The woman looked at them for a moment, then back at the girl. “It doesn’t matter what they do. You pretend cars don’t see you!”
“Imagine,” the girl said. “Imagine, not pretend.”
Finlay looked to Kate. He set his hand gently, but firmly, onto her shoulder. She felt his warmth, heard his words in her head, God, I want you.
“Tell her,” he said to Kate. “Tell her what happened.”
Kate looked back and forth between Finlay and the girl. Then she said, “April, you gave mixed signals when you stopped like you did, like you were waiting for us to go. You really do have to be much more careful.”
The girl’s eyes widened again. For some reason, she hadn’t seemed surprised by Finlay’s lie, but she was by Kate’s. Kate could see this plainly.
But the woman was right. April should have assumed they didn’t see her. She should have waited. You never trust a driver is going to stop for you. Never.
On some level, Kate hadn’t needed to add anything more, except she’d needed to demonstrate her allegiance to Finlay, of course. But it wasn’t just that. She’d needed to distinguish herself from the girl, to show what side of the line she stood on.

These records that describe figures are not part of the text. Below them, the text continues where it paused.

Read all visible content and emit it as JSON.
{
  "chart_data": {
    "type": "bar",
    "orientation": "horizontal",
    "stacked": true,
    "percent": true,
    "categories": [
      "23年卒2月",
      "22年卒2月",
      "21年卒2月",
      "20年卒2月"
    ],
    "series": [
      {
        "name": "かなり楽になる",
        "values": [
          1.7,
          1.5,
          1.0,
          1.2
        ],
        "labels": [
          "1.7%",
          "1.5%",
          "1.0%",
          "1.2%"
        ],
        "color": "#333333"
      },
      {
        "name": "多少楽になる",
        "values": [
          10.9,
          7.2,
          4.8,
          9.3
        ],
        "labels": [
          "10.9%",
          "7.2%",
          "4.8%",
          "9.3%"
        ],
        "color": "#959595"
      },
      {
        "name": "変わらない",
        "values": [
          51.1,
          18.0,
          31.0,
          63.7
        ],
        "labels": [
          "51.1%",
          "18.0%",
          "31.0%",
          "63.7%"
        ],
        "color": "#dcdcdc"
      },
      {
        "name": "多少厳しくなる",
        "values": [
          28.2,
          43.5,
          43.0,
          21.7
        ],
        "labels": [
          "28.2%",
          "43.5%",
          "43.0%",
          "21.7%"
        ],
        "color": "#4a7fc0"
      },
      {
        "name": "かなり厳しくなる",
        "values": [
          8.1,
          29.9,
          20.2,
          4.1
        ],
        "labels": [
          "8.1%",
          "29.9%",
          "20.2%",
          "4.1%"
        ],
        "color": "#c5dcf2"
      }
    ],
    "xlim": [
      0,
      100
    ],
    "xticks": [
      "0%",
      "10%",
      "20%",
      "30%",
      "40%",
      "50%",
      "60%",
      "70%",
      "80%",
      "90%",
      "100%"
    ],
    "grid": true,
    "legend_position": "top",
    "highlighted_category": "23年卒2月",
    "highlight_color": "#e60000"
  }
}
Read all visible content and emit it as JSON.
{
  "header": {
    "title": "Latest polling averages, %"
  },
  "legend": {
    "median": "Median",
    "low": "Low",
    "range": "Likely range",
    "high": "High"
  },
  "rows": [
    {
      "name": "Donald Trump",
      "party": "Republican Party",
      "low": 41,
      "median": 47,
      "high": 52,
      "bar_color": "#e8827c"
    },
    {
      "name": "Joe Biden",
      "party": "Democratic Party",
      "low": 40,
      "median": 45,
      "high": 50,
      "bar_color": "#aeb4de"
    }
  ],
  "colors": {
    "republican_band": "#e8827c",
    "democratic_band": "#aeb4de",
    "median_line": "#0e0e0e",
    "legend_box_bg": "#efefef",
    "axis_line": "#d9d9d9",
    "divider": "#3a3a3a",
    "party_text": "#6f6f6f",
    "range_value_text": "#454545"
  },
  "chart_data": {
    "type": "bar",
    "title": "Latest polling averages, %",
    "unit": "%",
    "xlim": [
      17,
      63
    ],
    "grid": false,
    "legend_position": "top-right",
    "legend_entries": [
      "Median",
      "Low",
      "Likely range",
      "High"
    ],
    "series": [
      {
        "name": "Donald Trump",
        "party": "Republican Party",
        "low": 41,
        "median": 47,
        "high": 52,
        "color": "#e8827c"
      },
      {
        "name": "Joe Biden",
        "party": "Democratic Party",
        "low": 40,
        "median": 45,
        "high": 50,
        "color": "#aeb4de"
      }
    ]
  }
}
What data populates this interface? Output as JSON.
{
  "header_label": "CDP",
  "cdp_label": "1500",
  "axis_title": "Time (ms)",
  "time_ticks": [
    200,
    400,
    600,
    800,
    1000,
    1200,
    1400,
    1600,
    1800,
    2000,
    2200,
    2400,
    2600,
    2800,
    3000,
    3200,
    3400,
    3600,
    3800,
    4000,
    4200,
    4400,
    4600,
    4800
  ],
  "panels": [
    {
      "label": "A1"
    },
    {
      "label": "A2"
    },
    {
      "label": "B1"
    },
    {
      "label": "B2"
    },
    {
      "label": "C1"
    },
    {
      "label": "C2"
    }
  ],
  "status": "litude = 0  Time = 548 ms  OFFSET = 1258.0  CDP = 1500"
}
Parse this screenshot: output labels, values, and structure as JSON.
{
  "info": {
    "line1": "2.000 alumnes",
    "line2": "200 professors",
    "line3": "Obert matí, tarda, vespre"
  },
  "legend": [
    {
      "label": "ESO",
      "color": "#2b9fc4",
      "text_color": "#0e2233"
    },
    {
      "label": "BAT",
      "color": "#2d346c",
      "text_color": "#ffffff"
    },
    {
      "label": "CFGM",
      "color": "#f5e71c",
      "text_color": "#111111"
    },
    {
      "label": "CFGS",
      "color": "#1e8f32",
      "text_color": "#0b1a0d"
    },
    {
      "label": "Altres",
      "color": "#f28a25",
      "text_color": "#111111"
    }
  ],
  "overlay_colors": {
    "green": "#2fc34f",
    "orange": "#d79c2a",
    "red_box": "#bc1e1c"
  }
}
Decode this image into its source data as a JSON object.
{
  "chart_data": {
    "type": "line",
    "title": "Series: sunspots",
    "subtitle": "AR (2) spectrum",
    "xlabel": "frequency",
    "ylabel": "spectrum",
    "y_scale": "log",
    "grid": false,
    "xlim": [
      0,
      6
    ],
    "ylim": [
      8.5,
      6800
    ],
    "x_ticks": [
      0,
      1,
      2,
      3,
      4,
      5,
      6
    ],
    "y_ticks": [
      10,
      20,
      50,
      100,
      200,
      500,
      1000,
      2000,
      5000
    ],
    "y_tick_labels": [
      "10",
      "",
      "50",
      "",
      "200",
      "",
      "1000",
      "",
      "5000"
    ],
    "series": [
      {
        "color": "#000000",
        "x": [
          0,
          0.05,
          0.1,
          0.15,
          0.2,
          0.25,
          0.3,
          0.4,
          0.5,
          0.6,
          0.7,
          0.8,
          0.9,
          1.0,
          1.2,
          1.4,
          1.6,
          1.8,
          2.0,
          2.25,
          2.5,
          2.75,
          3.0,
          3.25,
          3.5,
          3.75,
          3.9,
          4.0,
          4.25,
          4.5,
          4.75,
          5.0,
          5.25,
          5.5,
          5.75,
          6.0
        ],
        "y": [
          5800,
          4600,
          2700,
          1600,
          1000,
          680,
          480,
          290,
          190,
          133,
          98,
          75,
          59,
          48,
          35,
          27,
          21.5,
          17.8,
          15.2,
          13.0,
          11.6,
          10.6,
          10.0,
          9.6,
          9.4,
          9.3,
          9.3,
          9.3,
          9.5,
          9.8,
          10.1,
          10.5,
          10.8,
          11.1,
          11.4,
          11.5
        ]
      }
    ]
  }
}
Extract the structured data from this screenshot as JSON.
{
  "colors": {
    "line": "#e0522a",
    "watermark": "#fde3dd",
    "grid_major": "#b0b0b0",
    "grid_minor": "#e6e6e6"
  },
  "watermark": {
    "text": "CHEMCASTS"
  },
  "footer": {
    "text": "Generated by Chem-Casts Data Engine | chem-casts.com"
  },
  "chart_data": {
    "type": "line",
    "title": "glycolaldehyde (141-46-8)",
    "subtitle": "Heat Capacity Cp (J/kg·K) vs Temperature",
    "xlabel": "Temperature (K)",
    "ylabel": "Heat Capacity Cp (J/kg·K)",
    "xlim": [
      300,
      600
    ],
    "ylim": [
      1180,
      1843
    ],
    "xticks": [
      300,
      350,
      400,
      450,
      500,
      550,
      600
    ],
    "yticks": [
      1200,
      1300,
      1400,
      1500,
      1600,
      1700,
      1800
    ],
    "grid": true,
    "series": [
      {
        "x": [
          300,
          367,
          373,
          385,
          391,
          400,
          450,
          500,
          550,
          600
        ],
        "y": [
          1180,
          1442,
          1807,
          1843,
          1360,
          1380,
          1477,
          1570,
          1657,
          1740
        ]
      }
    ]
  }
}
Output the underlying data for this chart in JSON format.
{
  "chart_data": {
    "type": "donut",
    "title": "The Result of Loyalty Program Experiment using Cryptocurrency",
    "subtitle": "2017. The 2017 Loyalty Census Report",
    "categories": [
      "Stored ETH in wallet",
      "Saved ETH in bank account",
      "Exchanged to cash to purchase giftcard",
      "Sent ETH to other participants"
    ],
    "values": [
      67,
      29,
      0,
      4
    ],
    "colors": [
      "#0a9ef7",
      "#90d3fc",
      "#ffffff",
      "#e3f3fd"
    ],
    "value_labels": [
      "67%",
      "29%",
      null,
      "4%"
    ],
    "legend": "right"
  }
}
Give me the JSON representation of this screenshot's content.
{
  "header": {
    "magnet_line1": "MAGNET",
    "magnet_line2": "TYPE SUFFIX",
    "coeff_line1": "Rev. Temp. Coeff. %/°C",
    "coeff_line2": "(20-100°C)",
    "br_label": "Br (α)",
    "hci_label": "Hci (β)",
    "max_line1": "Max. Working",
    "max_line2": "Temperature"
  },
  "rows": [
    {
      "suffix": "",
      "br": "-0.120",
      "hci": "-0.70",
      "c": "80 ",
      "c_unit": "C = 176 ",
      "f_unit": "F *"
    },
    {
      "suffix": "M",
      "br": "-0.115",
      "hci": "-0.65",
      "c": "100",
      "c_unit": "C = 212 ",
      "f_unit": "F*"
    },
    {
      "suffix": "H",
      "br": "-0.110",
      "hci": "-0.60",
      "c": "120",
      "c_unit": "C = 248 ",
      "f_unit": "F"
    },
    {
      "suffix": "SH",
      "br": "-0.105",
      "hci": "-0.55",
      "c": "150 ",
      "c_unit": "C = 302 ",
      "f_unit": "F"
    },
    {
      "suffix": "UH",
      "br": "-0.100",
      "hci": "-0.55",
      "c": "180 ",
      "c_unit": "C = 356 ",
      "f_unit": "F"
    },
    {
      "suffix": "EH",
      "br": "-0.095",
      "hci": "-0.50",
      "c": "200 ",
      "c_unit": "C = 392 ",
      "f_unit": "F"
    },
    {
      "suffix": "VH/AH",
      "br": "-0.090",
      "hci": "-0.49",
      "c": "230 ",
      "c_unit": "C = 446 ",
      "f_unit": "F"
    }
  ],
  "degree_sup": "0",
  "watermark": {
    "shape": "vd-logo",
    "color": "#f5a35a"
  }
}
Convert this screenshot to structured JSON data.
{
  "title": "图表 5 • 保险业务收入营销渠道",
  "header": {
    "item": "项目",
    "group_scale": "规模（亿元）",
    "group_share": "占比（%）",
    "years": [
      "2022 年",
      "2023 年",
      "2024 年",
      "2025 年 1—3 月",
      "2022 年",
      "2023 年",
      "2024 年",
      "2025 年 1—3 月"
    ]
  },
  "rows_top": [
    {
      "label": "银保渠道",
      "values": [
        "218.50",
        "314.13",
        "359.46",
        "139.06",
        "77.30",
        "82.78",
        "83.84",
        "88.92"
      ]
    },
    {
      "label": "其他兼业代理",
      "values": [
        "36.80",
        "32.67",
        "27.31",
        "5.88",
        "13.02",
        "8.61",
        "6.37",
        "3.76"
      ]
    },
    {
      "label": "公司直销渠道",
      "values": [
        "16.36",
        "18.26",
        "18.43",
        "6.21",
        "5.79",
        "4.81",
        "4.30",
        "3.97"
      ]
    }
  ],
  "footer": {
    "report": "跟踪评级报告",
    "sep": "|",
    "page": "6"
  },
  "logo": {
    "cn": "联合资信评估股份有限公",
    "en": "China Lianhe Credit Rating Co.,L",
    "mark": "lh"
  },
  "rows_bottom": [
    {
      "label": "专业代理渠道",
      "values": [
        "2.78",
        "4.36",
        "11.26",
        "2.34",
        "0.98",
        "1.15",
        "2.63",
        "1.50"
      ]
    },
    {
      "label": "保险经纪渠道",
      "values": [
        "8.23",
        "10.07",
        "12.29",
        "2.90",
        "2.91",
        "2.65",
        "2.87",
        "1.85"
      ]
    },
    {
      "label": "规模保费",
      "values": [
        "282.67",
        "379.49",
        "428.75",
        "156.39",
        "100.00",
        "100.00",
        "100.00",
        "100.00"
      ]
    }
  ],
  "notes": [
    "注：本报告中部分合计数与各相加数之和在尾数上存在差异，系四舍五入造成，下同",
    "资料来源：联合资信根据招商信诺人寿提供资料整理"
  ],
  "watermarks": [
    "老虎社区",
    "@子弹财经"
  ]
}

Now the woman would take the girl home and wash and bandage her knee and hand. Maybe she’d give her some ice cream or a snack cake. She’d run her fingers through the girl’s hair and tell her she was going to be just fine, and for a little while at least, the girl probably would be.
Kate would return to Finlay’s trailer. They’d resume their places in front of the television, on which the old man’s face was frozen in mid-speech, his mouth open, black inside there. She’d find out what happens next.